The Federation of Women Lawyers Kenya (FIDA Kenya) and the International Women’s Human Rights Clinic (IWHRC) at Georgetown University released a report (PDF, 35 pages) in October as a supplement to Kenya’s latest periodic report under the International Covenant on Economic, Social and Cultural Rights (ICESCR)Kenya ratified the ICESCR in 1976 but has created few of the necessary domestic laws to bring the country into compliance. Even less has been done to eliminate sex discrimination, as described in the FIDA/IWHRC report.

Kenya’s property law system does not allow women to enjoy full economic and social rights. The Constitution allows discrimination in customary property and family law and personal-status law. The Law of Succession Act does mandate equality between the sexes in inheritance, but it does not apply when there is a relevant customary law in existence. So, when a customary law exists prohibiting widows from claiming a deceased husband’s property, that law prevails. This, in turn, can lead widows to a life of poverty, forcing many to live in slums and even enter prostitution. Another prevalent customary law is that a widow must be cleansed by having unprotected sex with a man after her husband dies to rid her of his spirit, or face eviction from her clan. The high rate (4.9 percent of adults) of HIV/AIDS in Kenya exacerbates this problem.

The Kenyan government in the latest ICESCR periodic report claimed that although discrimination is allowed in customary law, “the courts have been very proactive in declaring the rights or women as far as property is concerned whether in matrimonial, succession or other suits.” The FIDA/IWHRC supplement report negates that allegation, saying that the government dismisses the negative impacts discrimination in the law has on Kenyan women, and that courts and other tribunals continue to take away women’s rights by not granting them land, water and housing.
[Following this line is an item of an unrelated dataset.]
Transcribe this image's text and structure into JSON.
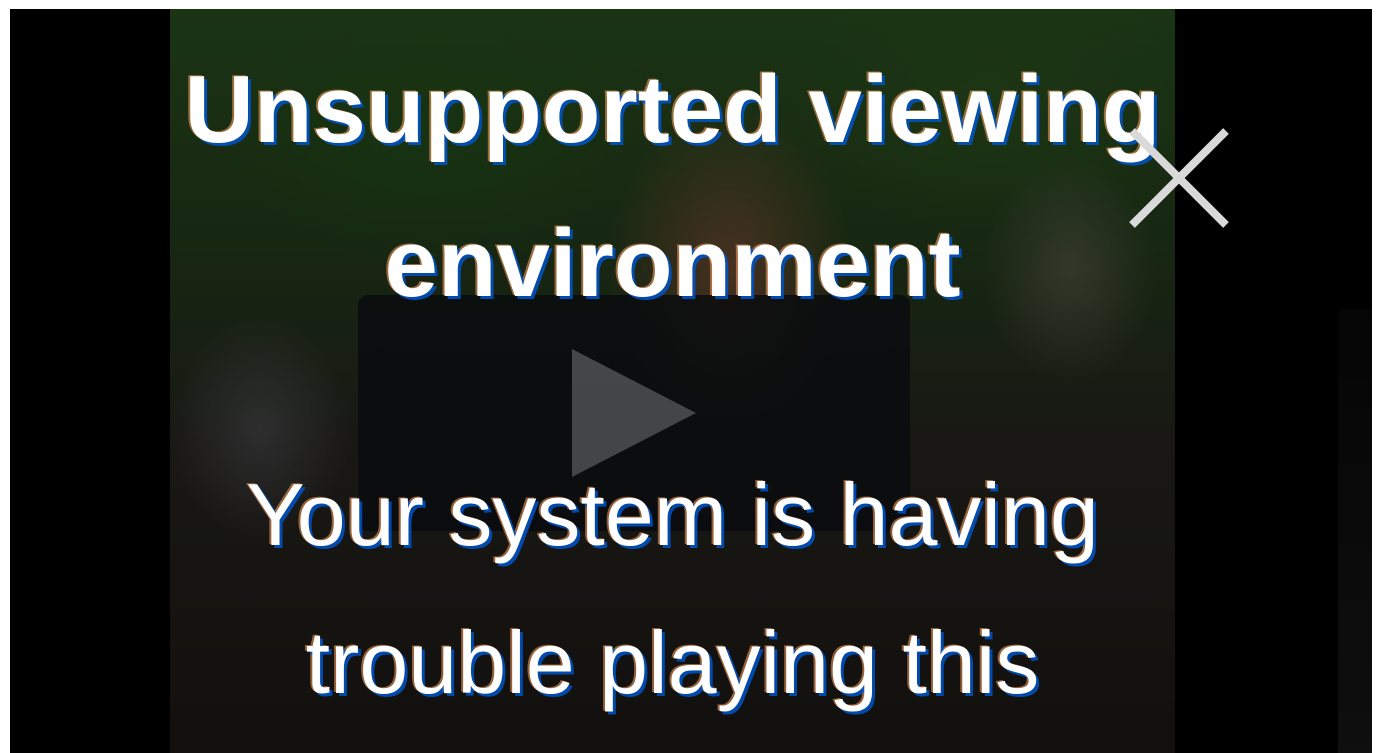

Complied from: Kenyan Laws and Harmful Customs Curtail Women’s Equal Enjoyment of ICESCR Rights, Supplementary Submission to the Kenyan Government’s Initial Report under the ICESCR, Federation of Women Lawyers - Kenya (FIDA-Kenya) and the International Women’s Human Rights Clinic, Georgetown University Law Center, Washington, DC, USA, 3 October 2008 (PDF, 35 pages); 2008 Country Profile: Kenya, The United States President’s Emergency Plan for AIDS Relief, last accessed 29 December 2008.